Student comments on 2U: The Education Platform That Got It Right
Thanks for the post! I find their strategy of charging the student side of the platform counter intuitive and potentially brilliant. Like you mention, the pain of coffing up some money actually encourages students to follow through on their commitment and that is reflected in higher retention rates. Im curious whether they are targeting international students or institutions. For international schools, their content creation strength is an appealling value proposition considering how far behind they are from US based schools. Also, with so many international students coming to the US, often paying full price tuition, demand should be strong for a remote offering.
Thanks for the post! I think this is a great example of a platform company in the education space that is often not discussed – instead people look to Coursera, which has struggled to define a really strong business model. One interesting challenge that the online course education space has faced is that there seems to be strong multi-homing on the university side. When MOOCs launched, many universities were hesitant to fully commit to platforms and therefore have content across many of these different sites. For example, Harvard is both on EdX and on 2U, Stanford and Penn are on Coursera as well as EdX. So I’m curious how that is impacting 2U’s strategy to have the best partnerships and content to bring students to their site.
Great post. Very interesting example of a multi-sided platform benefiting from both cross-side and same side network effects. For users it seems like multihoming won’t necessarily be a problem for 2U given the time commitment required to complete a certification, but I wonder how this will work for Harvard and other universities, who already work with EdX and other platforms.
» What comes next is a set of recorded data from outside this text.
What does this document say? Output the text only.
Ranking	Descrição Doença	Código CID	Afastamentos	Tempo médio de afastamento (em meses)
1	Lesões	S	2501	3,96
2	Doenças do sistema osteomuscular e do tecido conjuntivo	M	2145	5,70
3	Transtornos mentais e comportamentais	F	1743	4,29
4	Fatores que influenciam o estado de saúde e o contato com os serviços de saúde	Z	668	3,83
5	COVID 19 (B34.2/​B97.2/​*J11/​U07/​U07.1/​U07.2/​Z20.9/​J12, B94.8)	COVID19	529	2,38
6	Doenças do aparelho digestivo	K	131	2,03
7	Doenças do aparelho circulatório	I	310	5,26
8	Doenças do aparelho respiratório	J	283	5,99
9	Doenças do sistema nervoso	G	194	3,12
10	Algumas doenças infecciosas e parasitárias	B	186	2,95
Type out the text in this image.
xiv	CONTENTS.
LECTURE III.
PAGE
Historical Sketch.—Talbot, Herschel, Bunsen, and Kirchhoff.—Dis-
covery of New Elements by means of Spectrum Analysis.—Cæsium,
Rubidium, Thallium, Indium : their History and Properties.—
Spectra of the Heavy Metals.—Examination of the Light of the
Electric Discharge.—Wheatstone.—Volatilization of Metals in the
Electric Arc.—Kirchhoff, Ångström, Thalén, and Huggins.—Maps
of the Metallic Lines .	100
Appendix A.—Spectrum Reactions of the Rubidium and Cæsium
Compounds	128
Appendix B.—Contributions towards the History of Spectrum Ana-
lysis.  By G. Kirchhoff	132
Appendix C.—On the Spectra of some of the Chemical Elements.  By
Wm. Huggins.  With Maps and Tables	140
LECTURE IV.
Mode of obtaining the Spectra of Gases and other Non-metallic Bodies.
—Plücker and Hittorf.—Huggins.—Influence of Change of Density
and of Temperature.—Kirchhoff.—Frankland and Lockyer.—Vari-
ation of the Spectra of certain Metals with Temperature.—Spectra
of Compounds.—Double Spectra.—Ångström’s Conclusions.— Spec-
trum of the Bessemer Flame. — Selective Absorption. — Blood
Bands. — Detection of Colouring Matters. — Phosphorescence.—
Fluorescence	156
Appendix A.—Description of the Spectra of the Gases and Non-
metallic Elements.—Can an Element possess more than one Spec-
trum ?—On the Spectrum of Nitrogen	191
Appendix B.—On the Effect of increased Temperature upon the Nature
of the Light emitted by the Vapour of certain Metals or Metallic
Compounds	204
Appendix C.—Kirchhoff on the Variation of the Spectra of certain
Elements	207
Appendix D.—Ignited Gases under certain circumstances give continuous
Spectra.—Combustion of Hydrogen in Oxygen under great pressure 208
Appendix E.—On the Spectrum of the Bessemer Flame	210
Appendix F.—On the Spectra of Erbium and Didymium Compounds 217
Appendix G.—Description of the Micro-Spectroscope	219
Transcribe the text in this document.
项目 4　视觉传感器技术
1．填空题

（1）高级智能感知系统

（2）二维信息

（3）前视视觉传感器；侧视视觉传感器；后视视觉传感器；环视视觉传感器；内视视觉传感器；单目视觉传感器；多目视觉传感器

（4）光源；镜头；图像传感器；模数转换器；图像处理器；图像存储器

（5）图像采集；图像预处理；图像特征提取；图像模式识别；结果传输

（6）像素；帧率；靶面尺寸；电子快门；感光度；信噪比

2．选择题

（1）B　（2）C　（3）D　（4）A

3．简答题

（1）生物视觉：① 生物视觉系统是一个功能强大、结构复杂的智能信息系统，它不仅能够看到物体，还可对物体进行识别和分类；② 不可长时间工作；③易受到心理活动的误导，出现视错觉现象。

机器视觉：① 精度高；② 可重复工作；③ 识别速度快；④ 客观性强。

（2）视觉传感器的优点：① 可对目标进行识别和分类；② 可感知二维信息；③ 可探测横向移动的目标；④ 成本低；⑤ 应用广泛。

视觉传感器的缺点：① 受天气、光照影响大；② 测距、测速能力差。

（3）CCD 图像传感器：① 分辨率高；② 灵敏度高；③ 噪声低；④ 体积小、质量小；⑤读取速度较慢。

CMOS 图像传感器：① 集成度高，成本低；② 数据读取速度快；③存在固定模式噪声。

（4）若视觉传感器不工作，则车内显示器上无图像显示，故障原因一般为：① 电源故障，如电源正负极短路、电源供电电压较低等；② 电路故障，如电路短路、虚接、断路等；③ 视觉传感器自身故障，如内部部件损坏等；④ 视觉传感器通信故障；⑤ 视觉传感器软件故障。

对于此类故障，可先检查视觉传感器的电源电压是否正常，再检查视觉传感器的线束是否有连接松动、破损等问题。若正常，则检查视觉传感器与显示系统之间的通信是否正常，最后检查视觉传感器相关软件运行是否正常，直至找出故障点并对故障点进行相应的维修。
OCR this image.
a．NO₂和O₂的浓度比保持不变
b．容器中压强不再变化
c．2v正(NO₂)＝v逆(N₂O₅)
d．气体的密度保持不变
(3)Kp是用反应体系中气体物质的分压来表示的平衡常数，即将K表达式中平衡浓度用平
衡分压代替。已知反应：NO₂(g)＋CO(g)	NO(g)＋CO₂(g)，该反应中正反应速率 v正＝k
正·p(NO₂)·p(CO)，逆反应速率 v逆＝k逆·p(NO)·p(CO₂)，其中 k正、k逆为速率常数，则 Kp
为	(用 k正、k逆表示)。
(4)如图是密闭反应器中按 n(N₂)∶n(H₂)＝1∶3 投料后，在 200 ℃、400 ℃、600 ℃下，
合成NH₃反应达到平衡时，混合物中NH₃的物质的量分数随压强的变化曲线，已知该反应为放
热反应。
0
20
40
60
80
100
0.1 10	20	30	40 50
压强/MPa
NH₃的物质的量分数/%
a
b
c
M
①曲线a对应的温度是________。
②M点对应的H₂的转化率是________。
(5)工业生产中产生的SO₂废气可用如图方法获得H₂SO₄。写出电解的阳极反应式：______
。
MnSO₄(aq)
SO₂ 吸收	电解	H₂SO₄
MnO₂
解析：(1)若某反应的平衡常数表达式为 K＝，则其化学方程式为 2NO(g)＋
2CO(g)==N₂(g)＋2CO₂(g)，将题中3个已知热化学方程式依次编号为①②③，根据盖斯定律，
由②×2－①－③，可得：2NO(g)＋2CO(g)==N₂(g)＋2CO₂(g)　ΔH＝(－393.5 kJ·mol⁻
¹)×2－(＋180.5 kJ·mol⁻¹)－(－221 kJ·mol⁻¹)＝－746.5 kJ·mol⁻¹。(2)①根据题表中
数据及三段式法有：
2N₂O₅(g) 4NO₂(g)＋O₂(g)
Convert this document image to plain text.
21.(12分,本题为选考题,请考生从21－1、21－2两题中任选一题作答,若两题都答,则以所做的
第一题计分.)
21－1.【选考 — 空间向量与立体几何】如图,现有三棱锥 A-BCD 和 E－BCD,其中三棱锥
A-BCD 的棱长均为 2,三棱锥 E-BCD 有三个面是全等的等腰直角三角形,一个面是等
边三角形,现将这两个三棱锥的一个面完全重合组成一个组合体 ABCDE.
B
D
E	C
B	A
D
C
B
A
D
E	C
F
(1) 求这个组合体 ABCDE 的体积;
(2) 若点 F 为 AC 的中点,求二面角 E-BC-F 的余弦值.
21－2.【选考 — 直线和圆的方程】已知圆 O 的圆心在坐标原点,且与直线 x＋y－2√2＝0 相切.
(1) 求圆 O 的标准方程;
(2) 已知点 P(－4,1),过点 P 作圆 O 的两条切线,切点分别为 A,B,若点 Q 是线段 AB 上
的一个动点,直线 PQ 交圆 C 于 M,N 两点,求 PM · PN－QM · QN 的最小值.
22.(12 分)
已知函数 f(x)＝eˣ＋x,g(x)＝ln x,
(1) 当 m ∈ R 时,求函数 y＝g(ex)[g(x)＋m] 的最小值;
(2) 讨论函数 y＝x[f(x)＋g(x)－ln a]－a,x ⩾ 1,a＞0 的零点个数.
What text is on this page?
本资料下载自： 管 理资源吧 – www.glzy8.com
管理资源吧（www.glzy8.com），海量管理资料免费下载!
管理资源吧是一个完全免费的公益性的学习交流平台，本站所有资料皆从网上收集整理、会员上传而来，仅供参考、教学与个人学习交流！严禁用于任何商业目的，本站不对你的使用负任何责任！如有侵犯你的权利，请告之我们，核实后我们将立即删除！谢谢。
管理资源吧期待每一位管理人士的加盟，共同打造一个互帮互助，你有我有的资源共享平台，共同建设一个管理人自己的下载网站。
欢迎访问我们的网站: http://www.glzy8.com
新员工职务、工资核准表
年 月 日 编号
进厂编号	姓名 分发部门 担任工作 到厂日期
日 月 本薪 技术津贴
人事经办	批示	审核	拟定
Thanks for the post Jay. I found the $5-10 million that 2U invests in each school “partnership” to be extremely interesting. They’ve obviously lowered the barriers to entry for schools to offer online degrees, but I wonder what the cost of switching is for both students and schools as competing platforms enter the space. How much of their own capital do schools invest and do they sign a multi-year contract? I am also curious about how 2U thinks about the commoditization of middle and lower tier school online degrees and the impact on their revenue model.